Alberto Salazar, once a prominent Nike coach of some of the world’s top distance runners, was permanently barred from participating in track and field on Monday by the U.S. Center for SafeSport, which cited Salazar for sexual and emotional misconduct.
Salazar, 62, has 10 business days to request an appeal through arbitration of the ruling made by SafeSport, a nonprofit founded in 2017 to protect athletes from sexual, physical and emotional abuse.
The decision on Monday was the latest stage of a humiliating fall for Salazar, who was suspended for four years in September 2019 by the United States Anti-Doping Agency for violating rules governing banned substances. He is appealing that suspension to the Court of Arbitration for Sport, the Swiss-based equivalent of a Supreme Court for international sports.
The SafeSport charges were not detailed on Monday. In January 2020, the organization temporarily barred Salazar from participating in track and field after elite female runners who formerly trained under him, including Mary Cain, Amy Yoder Begley and Kara Goucher, described what they said were years of psychological and verbal abuse by the coach.

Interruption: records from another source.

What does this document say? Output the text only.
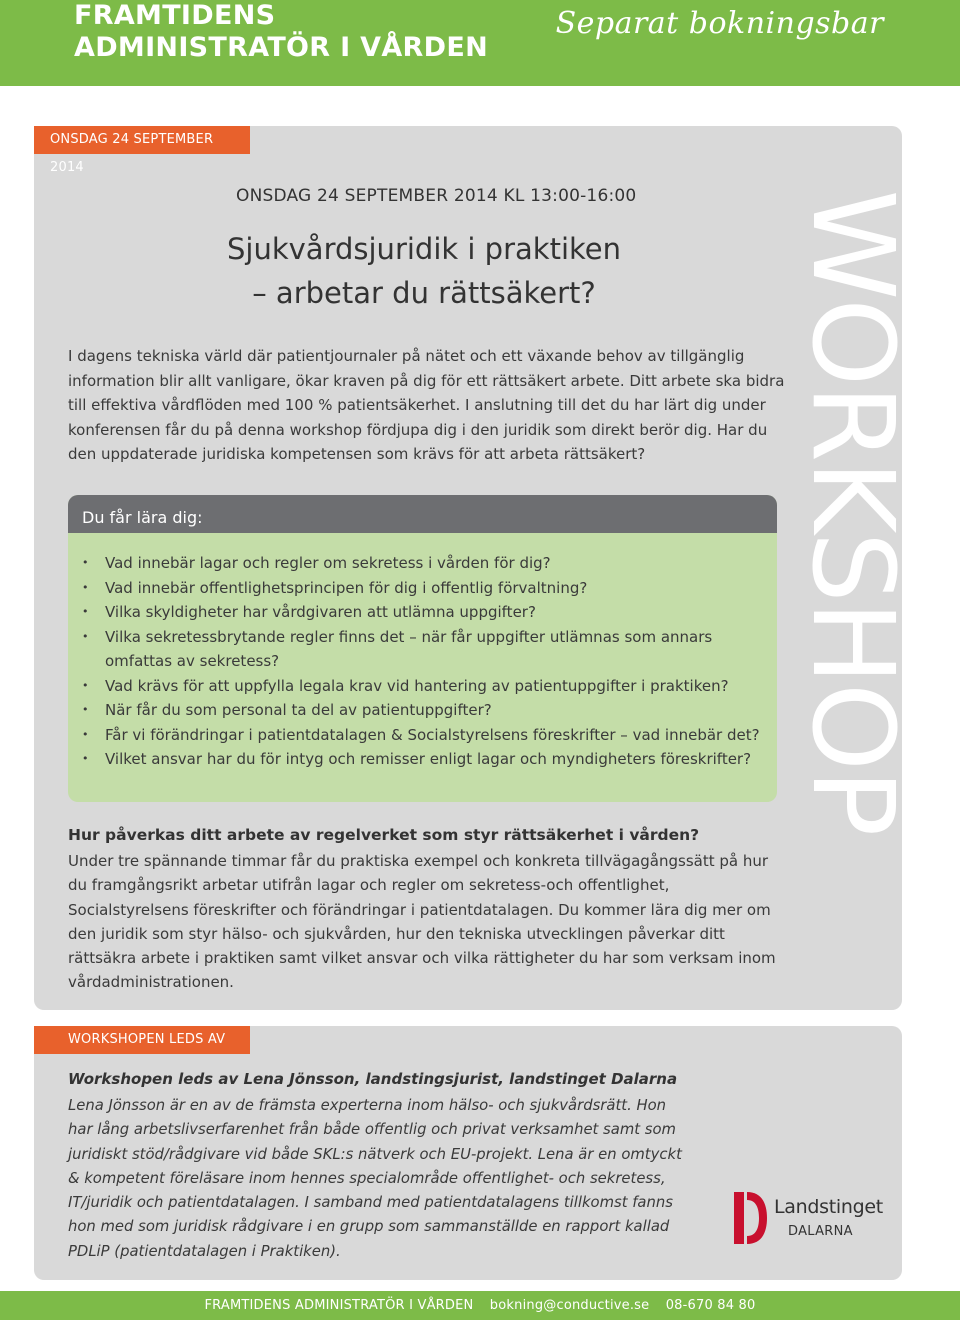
FRAMTIDENS
ADMINISTRATÖR I VÅRDEN
Separat bokningsbar
ONSDAG 24 SEPTEMBER 2014
WORKSHOP
ONSDAG 24 SEPTEMBER 2014 KL 13:00-16:00
Sjukvårdsjuridik i praktiken
– arbetar du rättsäkert?

I dagens tekniska värld där patientjournaler på nätet och ett växande behov av tillgänglig information blir allt vanligare, ökar kraven på dig för ett rättsäkert arbete. Ditt arbete ska bidra till effektiva vårdflöden med 100 % patientsäkerhet. I anslutning till det du har lärt dig under konferensen får du på denna workshop fördjupa dig i den juridik som direkt berör dig. Har du den uppdaterade juridiska kompetensen som krävs för att arbeta rättsäkert?

Du får lära dig:
• Vad innebär lagar och regler om sekretess i vården för dig?
• Vad innebär offentlighetsprincipen för dig i offentlig förvaltning?
• Vilka skyldigheter har vårdgivaren att utlämna uppgifter?
• Vilka sekretessbrytande regler finns det – när får uppgifter utlämnas som annars omfattas av sekretess?
• Vad krävs för att uppfylla legala krav vid hantering av patientuppgifter i praktiken?
• När får du som personal ta del av patientuppgifter?
• Får vi förändringar i patientdatalagen & Socialstyrelsens föreskrifter – vad innebär det?
• Vilket ansvar har du för intyg och remisser enligt lagar och myndigheters föreskrifter?
Hur påverkas ditt arbete av regelverket som styr rättsäkerhet i vården?

Under tre spännande timmar får du praktiska exempel och konkreta tillvägagångssätt på hur du framgångsrikt arbetar utifrån lagar och regler om sekretess-och offentlighet, Socialstyrelsens föreskrifter och förändringar i patientdatalagen. Du kommer lära dig mer om den juridik som styr hälso- och sjukvården, hur den tekniska utvecklingen påverkar ditt rättsäkra arbete i praktiken samt vilket ansvar och vilka rättigheter du har som verksam inom vårdadministrationen.

WORKSHOPEN LEDS AV
Workshopen leds av Lena Jönsson, landstingsjurist, landstinget Dalarna

Lena Jönsson är en av de främsta experterna inom hälso- och sjukvårdsrätt. Hon har lång arbetslivserfarenhet från både offentlig och privat verksamhet samt som juridiskt stöd/rådgivare vid både SKL:s nätverk och EU-projekt. Lena är en omtyckt & kompetent föreläsare inom hennes specialområde offentlighet- och sekretess, IT/juridik och patientdatalagen. I samband med patientdatalagens tillkomst fanns hon med som juridisk rådgivare i en grupp som sammanställde en rapport kallad PDLiP (patientdatalagen i Praktiken).

Landstinget
DALARNA
FRAMTIDENS ADMINISTRATÖR I VÅRDEN bokning@conductive.se 08-670 84 80
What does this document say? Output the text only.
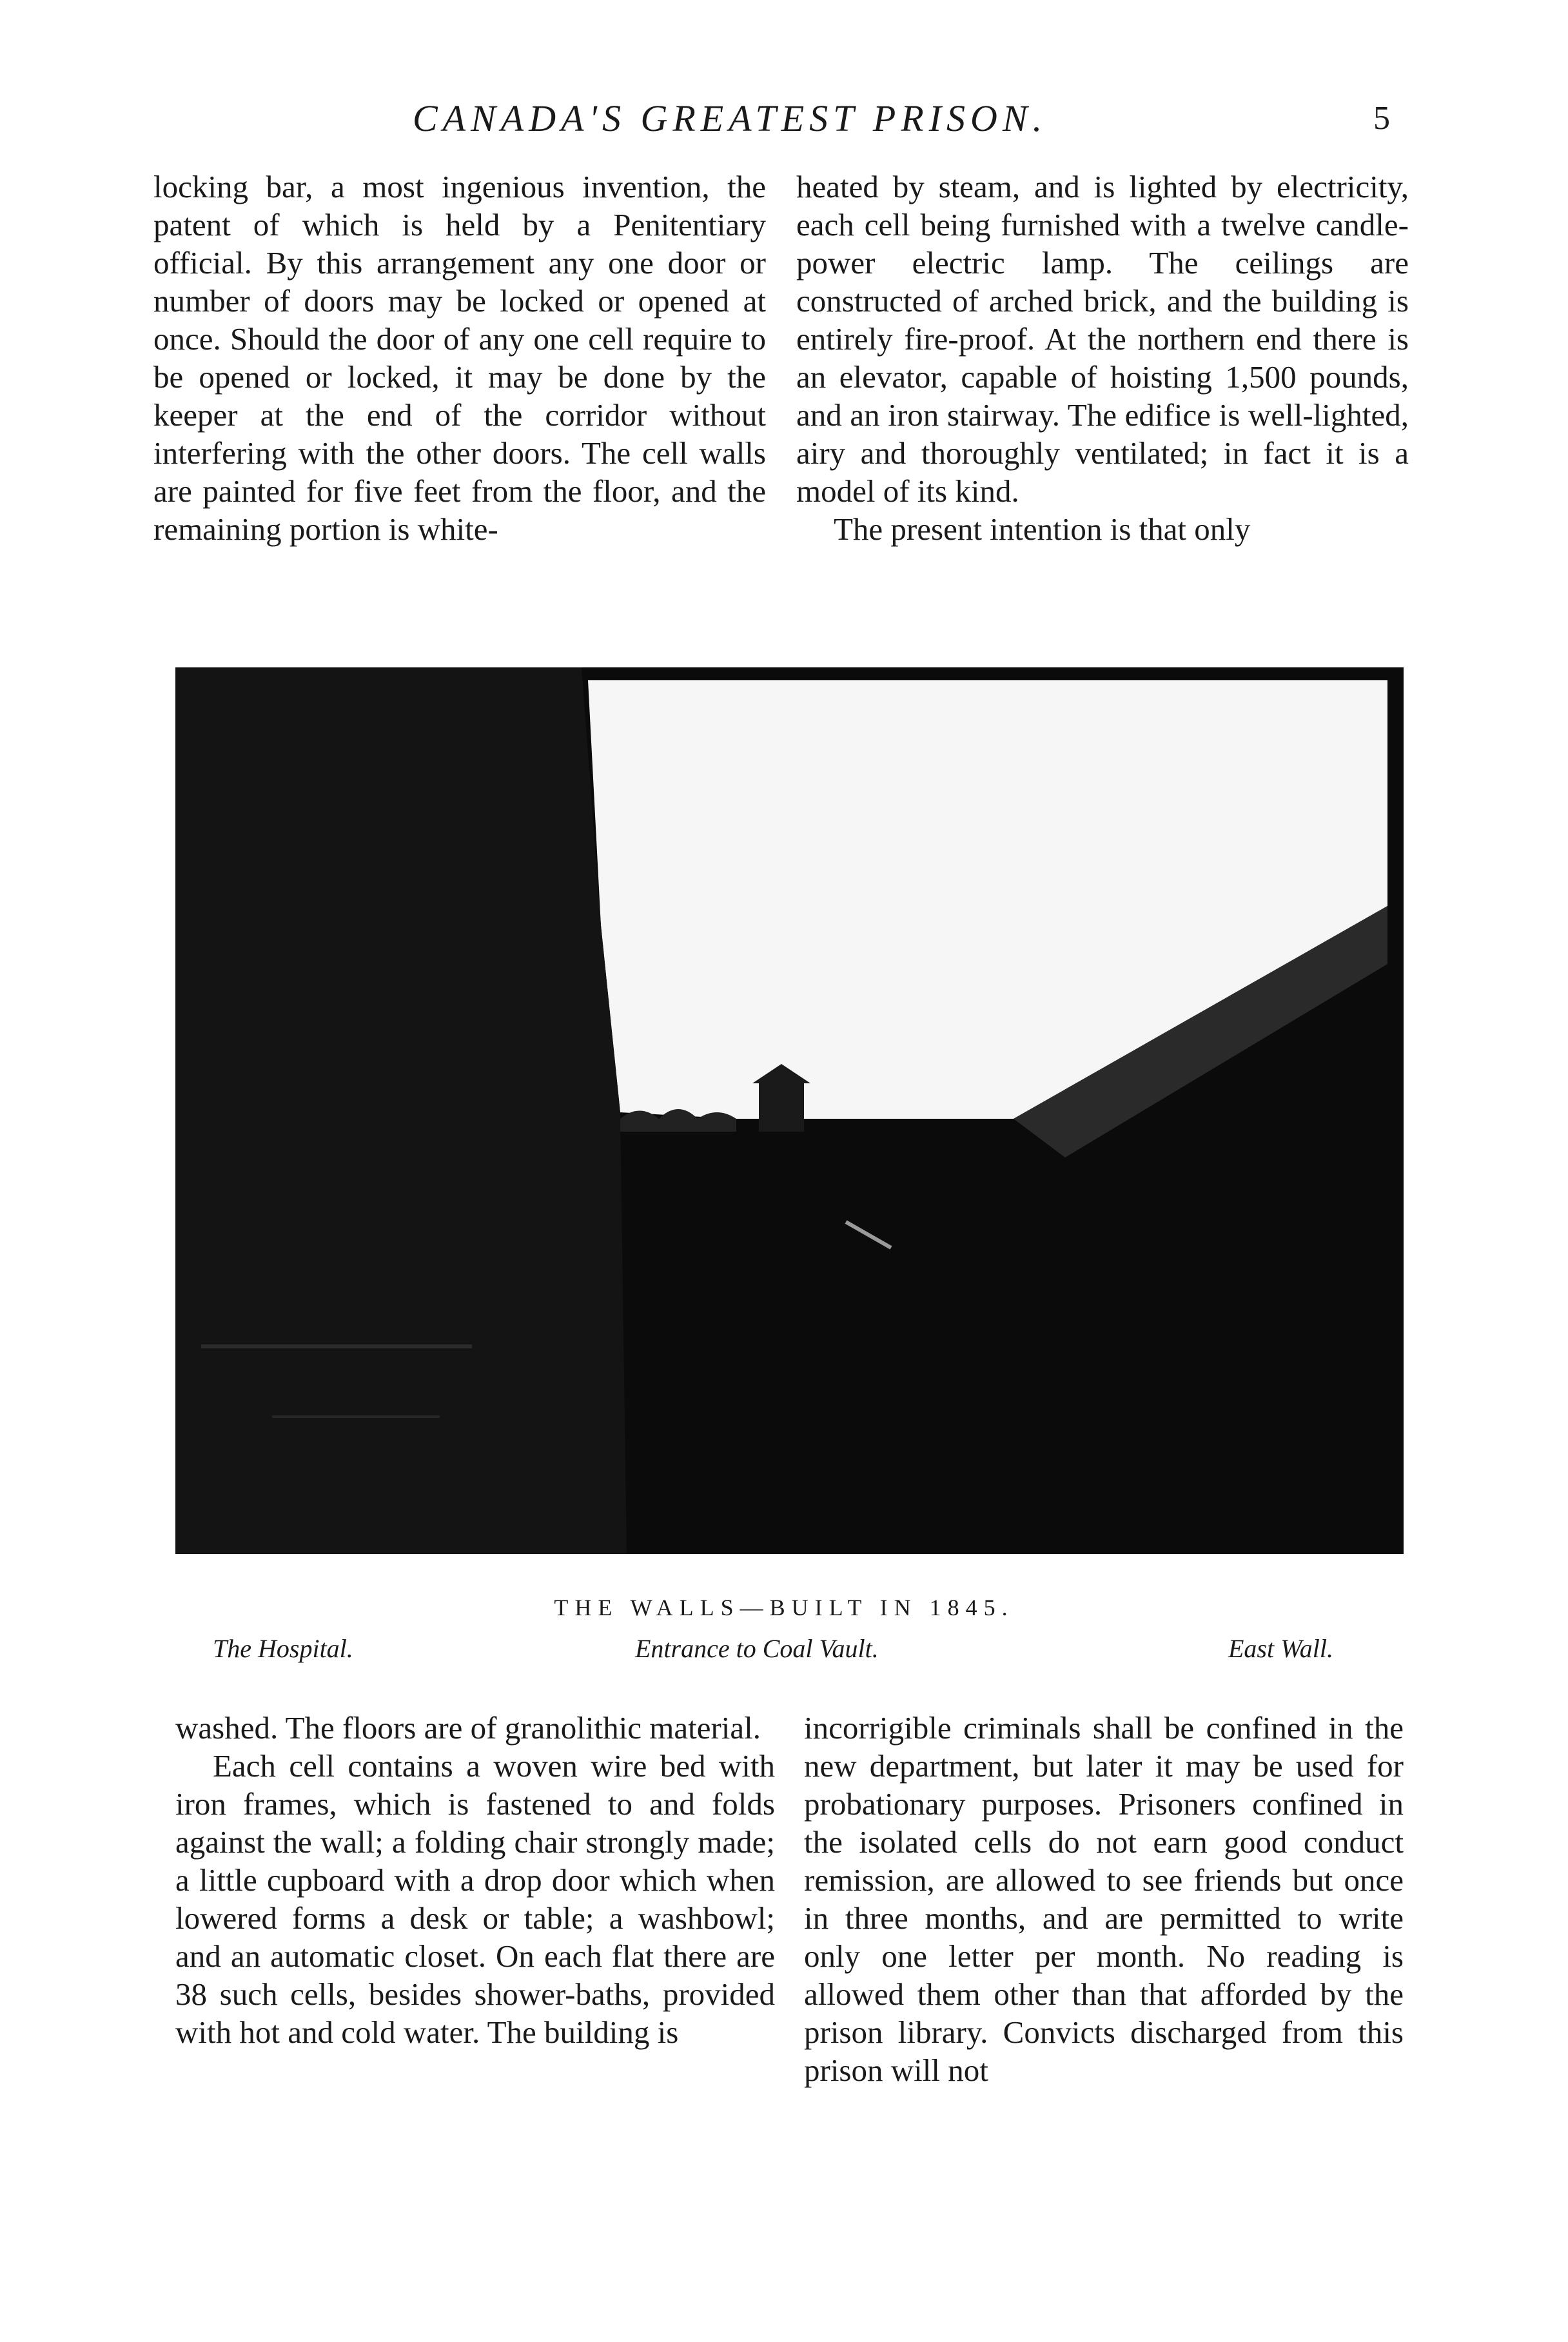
CANADA'S GREATEST PRISON.	5

locking bar, a most ingenious invention, the patent of which is held by a Penitentiary official. By this arrangement any one door or number of doors may be locked or opened at once. Should the door of any one cell require to be opened or locked, it may be done by the keeper at the end of the corridor without interfering with the other doors. The cell walls are painted for five feet from the floor, and the remaining portion is white-

heated by steam, and is lighted by electricity, each cell being furnished with a twelve candle-power electric lamp. The ceilings are constructed of arched brick, and the building is entirely fire-proof. At the northern end there is an elevator, capable of hoisting 1,500 pounds, and an iron stairway. The edifice is well-lighted, airy and thoroughly ventilated; in fact it is a model of its kind.

The present intention is that only

THE WALLS—BUILT IN 1845.
The Hospital.	Entrance to Coal Vault.	East Wall.

washed. The floors are of granolithic material.

Each cell contains a woven wire bed with iron frames, which is fastened to and folds against the wall; a folding chair strongly made; a little cupboard with a drop door which when lowered forms a desk or table; a washbowl; and an automatic closet. On each flat there are 38 such cells, besides shower-baths, provided with hot and cold water. The building is

incorrigible criminals shall be confined in the new department, but later it may be used for probationary purposes. Prisoners confined in the isolated cells do not earn good conduct remission, are allowed to see friends but once in three months, and are permitted to write only one letter per month. No reading is allowed them other than that afforded by the prison library. Convicts discharged from this prison will not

Neither Salazar nor his lawyer immediately responded to requests for comment on Monday. Salazar has previously denied all accusations of misconduct.
In a 2019 video produced by the Opinion department of The New York Times, Cain, a former high school phenom from New York who is now 25, accused Salazar of shaming her in front of others on the Nike Oregon Project team — which has since been disbanded — when she did not reach weight targets. She said that her low weight caused her to miss her period for three years, leading to lower levels of estrogen and five broken bones.
Cain also said that she had suicidal thoughts and had cut herself, but that no one at Nike “really did anything or said anything.”
“I was told I was too fat and ‘had the biggest butt on the starting line,’” Yoder Begley wrote.
Goucher, another American Olympian who once trained with the Nike Oregon Project, told The Times that after being cooked meager meals by an assistant coach, she often ate more in the privacy of her room, nervous that she would be heard opening the wrappers of energy bars she furtively consumed.
Salazar replied to Cain’s 2019 video in a statement to The Oregonian newspaper: “Neither of her parents nor Mary raised any of the issues that she now suggests occurred while I was coaching her. To be clear, I never encouraged her, or worse yet, shamed her, to maintain an unhealthy weight.”
Cain acknowledged at the time that she had sought to train again with Salazar, seeking an apology, closure and his approval. But she described their relationship as poisonous, saying, “I was the victim of an abusive system, an abusive man.”
Salazar told Sports Illustrated in 2019 that his “foremost goal” was to promote athletic performance in line with the good health and well-being of his athletes, but he acknowledged, “On occasion, I may have made comments that were callous or insensitive.”
He apologized to any athletes hurt by his remarks, saying they were not intended to be distressing. But he added, “I do dispute, however, the notion that any athlete suffered any abuse or gender discrimination while running for the Oregon Project.”
Once a star runner himself, Salazar won the 1982 Boston Marathon and the New York City Marathon in 1980, ’81 and ’82. At the height of his coaching prowess, he helped guide Mo Farah of Britain to gold medals in the 5,000 and 10,000 meters at both the 2012 Olympics in London and the 2016 Games in Rio de Janeiro. Salazar’s top American star, Galen Rupp, took silver in the 10,000 meters at the London Olympics and a bronze in the marathon in Rio.
Another of Salazar’s former runners, Sifan Hassan of the Netherlands, is scheduled to make an unprecedented attempt to win the Olympic women’s 1,500 meters, 5,000 meters and 10,000 meters in Tokyo.
None of Salazar’s runners has tested positive for prohibited substances. His four-year suspension by USADA in 2019 stemmed from violations that included trafficking in testosterone, tampering with the doping control process and administering improper infusions of L-carnitine, a naturally occurring substance that converts fat into energy, the antidoping agency said in a statement.